More recently poets, thinkers, artists, writers and composers, from the Romantics to the Beats, have eulogised the mind-expanding possibilities of wandering among the hills. In The Dharma Bums Jack Kerouac describes an ascent in the Sierra Nevada and asks: “Who can leap the world’s ties and sit with me among white clouds?” Robert Macfarlane, in his Mountains of the Mind: A History of a Fascination, posits mountains as the only wilderness landscape most of us will ever have the chance of experiencing. When we walk upon a mountain, he suggests, we are forcefully reminded that the world is far more than just a human construct.
Mountains have an undeniable physicality about them; in pushing ourselves to reach a summit we experience an altered state of consciousness in both our mind and our body. As the American poet Gary Snyder puts it: “That’s the way to see the world, in our own bodies.”

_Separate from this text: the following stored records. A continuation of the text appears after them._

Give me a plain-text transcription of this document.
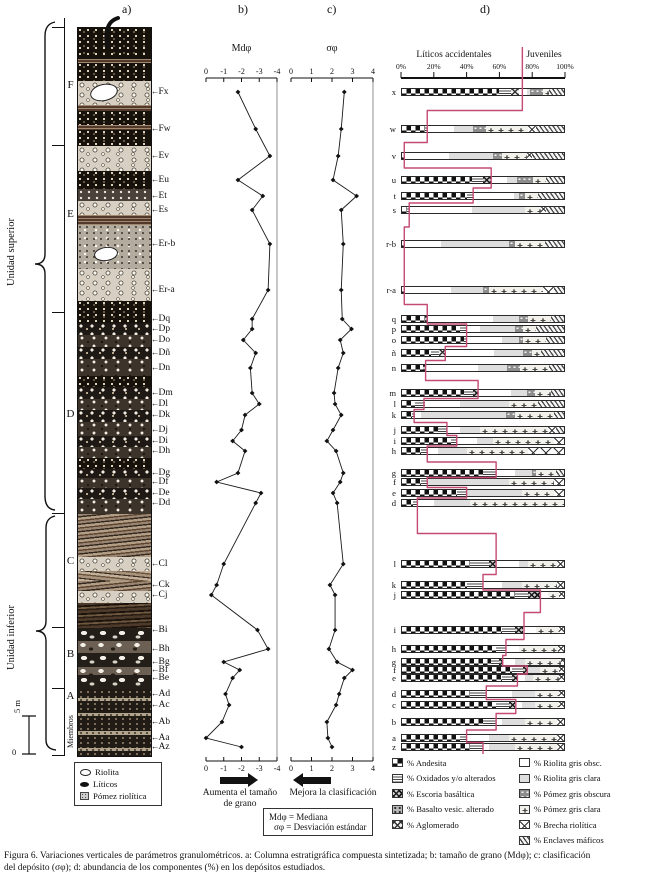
a)	b)	c)	d)
Unidad superior
Unidad inferior
Miembros
5 m
0
F
E
D
C
B
A
←Fx
←Fw
←Ev
←Eu
←Et
←Es
←Er-b
←Er-a
←Dq
←Dp
←Do
←Dñ
←Dn
←Dm
←Dl
←Dk
←Dj
←Di
←Dh
←Dg
←Df
←De
←Dd
←Cl
←Ck
←Cj
←Bi
←Bh
←Bg
←Bf
←Be
←Ad
←Ac
←Ab
←Aa
←Az
x
w
v
u
t
s
r-b
r-a
q
p
o
ñ
n
m
l
k
j
i
h
g
f
e
d
l
k
j
i
h
g
f
e
d
c
b
a
z
Mdφ	σφ
Líticos accidentales	Juveniles
0
0
-1
-1
-2
-2
-3
-3
-4
-4
0
0
1
1
2
2
3
3
4
4
0%	20%	40%	60%	80% 100%
Aumenta el tamaño
de grano
Mejora la clasificación
Mdφ = Mediana
σφ = Desviación estándar
Riolita
Líticos
Pómez riolítica
% Andesita
% Oxidados y/o alterados
% Escoria basáltica
% Basalto vesic. alterado
% Aglomerado
% Riolita gris obsc.
% Riolita gris clara
% Pómez gris obscura
% Pómez gris clara
% Brecha riolítica
% Enclaves máficos
Figura 6. Variaciones verticales de parámetros granulométricos. a: Columna estratigráfica compuesta sintetizada; b: tamaño de grano (Mdφ); c: clasificación
del depósito (σφ); d: abundancia de los componentes (%) en los depósitos estudiados.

This is a short extract from a longer piece by Bobby Seal published in S T E P Z: A Psychogeography and Urban Aesthetics Zine. STEPZ is edited by Tina Richardson and the pilot edition contains a heady melange of essays, fiction, reviews, maps and images. It is available for free download here and for hard-copy purchase here.
The drawing accompanying this piece is by Ian Long. Check out more of Ian’s work here.
A good, thoughtful piece. There is certainly a special feeling standing on the top of a summit when you have got there under your own steam. There are probably a multitude of issues – the sense of achievement, the physical exhilaration, the solitude (I love being up there alone), the view of the landscape often largely free of human habitation, and sometimes a battle against the elements to get there.